How is it going now? AstraZeneca has upped production, delivered more doses and announced that it will construct a new factory in Germany to roll out the drug faster. Yet the gap between vaccination in the EU and in Britain grows ever-wider. In Britain, 23.9 per cent of the population has now received at least one dose, with the government achieving its target of offering the vaccine to all over-70s and the most-vulnerable younger groups by the middle of February. And in the EU? Just 3.2 per cent of the population has received a jab. In France and Germany it is 3.4 per cent, and in Slovakia – which is now the furthest-ahead of all EU countries – it is 4.4 per cent.
The problem now, though, is not just the much-criticised EU vaccines procurement programme – although that remains a huge issue. Vaccination-rollout has been hampered by foolish efforts by EU leaders to undermine public faith in the AstraZeneca vaccine. The German magazine Spiegel reported this week figures from Germany’s Robert Koch Institute which show that of 736,000 doses of the AstraZeneca vaccine delivered to Germany, just 64,869 have actually been used. Why so few? People have not been turning up at their vaccination appointments. In France, too, people refusing the vaccine; a website for healthcare workers to book a vaccination this week was reported to have hundreds of slots going begging, while staff at one hospital in Perigueux had written an open letter asking to be given the Pfizer or Moderna vaccines rather than the AstraZeneca one.
This is hardly surprising given their leaders’ efforts to trash the AstraZeneca product. The German government’s vaccine committee pointedly declined to allow the AstraZeneca vaccine to be administered to the over-65s on the grounds that there was not enough data on the efficacy of this group (although the European Medicines Agency has granted it a licence to be used in all ages). In France, President Macron, citing no evidence at all, declared the AstraZeneca vaccine to be ‘quasi ineffective’ in the over-65s.

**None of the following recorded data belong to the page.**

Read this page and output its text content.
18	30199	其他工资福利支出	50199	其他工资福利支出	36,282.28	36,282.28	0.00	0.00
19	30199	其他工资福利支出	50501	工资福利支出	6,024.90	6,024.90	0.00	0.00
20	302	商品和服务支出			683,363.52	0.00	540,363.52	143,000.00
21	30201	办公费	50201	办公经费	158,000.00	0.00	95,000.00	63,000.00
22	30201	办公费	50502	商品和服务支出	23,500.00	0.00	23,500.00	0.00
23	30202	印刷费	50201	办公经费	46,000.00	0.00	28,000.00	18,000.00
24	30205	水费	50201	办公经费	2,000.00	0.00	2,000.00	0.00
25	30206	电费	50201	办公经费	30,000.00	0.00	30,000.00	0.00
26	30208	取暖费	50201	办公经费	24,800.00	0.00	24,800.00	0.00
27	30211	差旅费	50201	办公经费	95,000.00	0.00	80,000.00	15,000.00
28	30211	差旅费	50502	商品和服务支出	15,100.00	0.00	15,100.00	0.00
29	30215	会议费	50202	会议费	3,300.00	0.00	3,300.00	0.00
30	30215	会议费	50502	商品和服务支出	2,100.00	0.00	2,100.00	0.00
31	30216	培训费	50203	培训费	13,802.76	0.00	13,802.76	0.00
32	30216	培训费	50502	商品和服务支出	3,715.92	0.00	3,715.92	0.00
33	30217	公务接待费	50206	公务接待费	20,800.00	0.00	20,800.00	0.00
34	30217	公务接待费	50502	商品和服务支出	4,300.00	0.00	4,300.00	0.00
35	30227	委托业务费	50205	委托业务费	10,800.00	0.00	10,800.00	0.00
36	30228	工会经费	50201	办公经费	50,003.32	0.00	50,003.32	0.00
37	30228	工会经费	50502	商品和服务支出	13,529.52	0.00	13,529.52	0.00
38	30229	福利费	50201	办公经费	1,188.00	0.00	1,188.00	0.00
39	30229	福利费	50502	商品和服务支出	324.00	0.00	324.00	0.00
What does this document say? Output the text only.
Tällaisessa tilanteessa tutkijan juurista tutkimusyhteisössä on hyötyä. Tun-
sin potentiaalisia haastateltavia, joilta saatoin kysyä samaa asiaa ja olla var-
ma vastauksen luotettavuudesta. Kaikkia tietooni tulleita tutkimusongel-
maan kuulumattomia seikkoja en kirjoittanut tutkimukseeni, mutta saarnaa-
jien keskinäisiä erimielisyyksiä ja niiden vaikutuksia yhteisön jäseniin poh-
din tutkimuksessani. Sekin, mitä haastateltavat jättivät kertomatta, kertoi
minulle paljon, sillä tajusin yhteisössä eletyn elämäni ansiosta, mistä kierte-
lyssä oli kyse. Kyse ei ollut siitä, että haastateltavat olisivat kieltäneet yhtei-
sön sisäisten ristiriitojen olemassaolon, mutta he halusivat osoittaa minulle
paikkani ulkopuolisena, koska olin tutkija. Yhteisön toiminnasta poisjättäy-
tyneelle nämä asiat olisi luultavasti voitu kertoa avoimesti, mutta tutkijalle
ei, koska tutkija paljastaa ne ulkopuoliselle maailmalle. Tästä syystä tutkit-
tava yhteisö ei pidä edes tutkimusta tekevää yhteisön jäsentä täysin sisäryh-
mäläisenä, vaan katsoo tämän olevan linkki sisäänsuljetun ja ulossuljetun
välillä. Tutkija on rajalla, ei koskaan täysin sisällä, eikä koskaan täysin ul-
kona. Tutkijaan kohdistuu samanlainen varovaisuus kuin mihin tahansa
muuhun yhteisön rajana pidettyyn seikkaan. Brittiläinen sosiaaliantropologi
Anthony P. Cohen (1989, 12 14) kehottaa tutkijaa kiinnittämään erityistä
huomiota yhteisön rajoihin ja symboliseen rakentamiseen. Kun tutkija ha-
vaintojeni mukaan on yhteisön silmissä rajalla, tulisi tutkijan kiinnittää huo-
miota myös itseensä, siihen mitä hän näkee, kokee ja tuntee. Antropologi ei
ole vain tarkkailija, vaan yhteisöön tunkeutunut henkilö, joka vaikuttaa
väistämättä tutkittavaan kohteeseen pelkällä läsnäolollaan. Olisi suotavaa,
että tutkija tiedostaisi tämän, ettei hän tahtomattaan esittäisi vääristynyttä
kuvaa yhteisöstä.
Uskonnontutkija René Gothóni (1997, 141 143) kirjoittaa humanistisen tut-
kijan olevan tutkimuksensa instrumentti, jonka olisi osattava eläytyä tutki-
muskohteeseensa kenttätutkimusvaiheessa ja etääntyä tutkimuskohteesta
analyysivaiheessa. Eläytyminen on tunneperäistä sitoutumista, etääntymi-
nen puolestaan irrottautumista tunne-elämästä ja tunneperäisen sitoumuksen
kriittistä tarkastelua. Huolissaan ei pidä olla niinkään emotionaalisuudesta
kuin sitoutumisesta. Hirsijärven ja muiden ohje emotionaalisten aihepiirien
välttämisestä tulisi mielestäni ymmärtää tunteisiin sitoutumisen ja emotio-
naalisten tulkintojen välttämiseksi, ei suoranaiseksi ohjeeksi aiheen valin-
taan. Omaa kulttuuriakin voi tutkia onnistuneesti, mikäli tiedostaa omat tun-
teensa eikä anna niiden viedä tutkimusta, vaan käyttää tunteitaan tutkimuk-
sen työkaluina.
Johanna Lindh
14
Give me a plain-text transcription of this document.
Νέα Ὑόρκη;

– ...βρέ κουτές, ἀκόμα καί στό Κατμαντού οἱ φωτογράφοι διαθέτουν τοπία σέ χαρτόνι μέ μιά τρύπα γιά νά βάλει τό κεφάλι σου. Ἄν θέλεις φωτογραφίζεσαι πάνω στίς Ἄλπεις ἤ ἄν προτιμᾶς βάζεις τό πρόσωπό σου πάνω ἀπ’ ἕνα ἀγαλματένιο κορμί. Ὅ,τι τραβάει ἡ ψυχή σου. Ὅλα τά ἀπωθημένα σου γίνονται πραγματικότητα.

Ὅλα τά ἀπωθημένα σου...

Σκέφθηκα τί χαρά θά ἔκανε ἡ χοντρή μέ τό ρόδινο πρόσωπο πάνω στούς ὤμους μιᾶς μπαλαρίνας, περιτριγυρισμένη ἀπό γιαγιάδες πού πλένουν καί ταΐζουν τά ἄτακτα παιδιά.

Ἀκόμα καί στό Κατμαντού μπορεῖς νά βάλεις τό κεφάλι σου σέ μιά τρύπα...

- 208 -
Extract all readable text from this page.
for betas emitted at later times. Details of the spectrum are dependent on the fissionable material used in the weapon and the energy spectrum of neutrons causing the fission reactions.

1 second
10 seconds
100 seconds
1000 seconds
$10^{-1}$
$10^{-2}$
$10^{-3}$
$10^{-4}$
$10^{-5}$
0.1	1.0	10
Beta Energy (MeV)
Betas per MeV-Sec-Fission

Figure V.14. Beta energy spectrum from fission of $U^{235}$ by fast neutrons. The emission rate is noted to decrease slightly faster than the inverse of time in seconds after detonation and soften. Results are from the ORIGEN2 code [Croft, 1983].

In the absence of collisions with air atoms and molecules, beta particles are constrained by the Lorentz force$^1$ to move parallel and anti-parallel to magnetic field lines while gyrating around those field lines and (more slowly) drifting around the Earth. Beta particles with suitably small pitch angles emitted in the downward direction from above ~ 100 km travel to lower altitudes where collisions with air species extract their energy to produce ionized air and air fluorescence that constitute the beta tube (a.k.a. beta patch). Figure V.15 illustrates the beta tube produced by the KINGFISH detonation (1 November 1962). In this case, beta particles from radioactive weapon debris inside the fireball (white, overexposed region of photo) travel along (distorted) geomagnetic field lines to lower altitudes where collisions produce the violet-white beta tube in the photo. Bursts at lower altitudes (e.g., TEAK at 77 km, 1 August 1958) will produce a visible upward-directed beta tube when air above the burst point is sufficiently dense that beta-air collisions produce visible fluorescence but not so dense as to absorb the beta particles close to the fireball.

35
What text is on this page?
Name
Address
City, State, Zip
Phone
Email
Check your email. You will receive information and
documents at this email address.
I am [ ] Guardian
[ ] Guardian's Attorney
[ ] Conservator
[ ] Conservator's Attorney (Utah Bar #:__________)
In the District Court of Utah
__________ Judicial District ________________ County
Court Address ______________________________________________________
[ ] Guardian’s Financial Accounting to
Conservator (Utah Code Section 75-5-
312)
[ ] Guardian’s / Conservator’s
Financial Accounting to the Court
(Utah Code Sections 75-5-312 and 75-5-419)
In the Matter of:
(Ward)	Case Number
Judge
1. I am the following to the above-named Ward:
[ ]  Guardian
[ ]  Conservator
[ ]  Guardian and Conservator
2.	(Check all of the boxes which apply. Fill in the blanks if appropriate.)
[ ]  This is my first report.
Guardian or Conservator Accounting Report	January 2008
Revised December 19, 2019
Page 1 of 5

False claims now abound in France and Germany that the AstraZeneca vaccine has awful side-effects beyond those reported in the trials – something which has been debunked by Germany’s Paul Ehrlich Institute, which has been analysing the rollout of all vaccines. It is true that trial data – as well as real-world evidence – suggests that the Pfizer and Moderna vaccines are more efficacious than the AstraZeneca one. But the same data show that all three vaccines are very effective, and well above the 50 per cent threshold that regulators considered would make them worthy of approval. Moreover, when you have a raging epidemic, the priority is surely to get as many people vaccinated as soon as possible, not to fuss that one might be a few per cent more efficacious than another.
It wasn’t so long ago that Trump’s White House was seen by many as leading to way in pumping out misinformation on the Covid pandemic, threatening public health in the process. That torch has well and truly been handed to the Elysee Palace.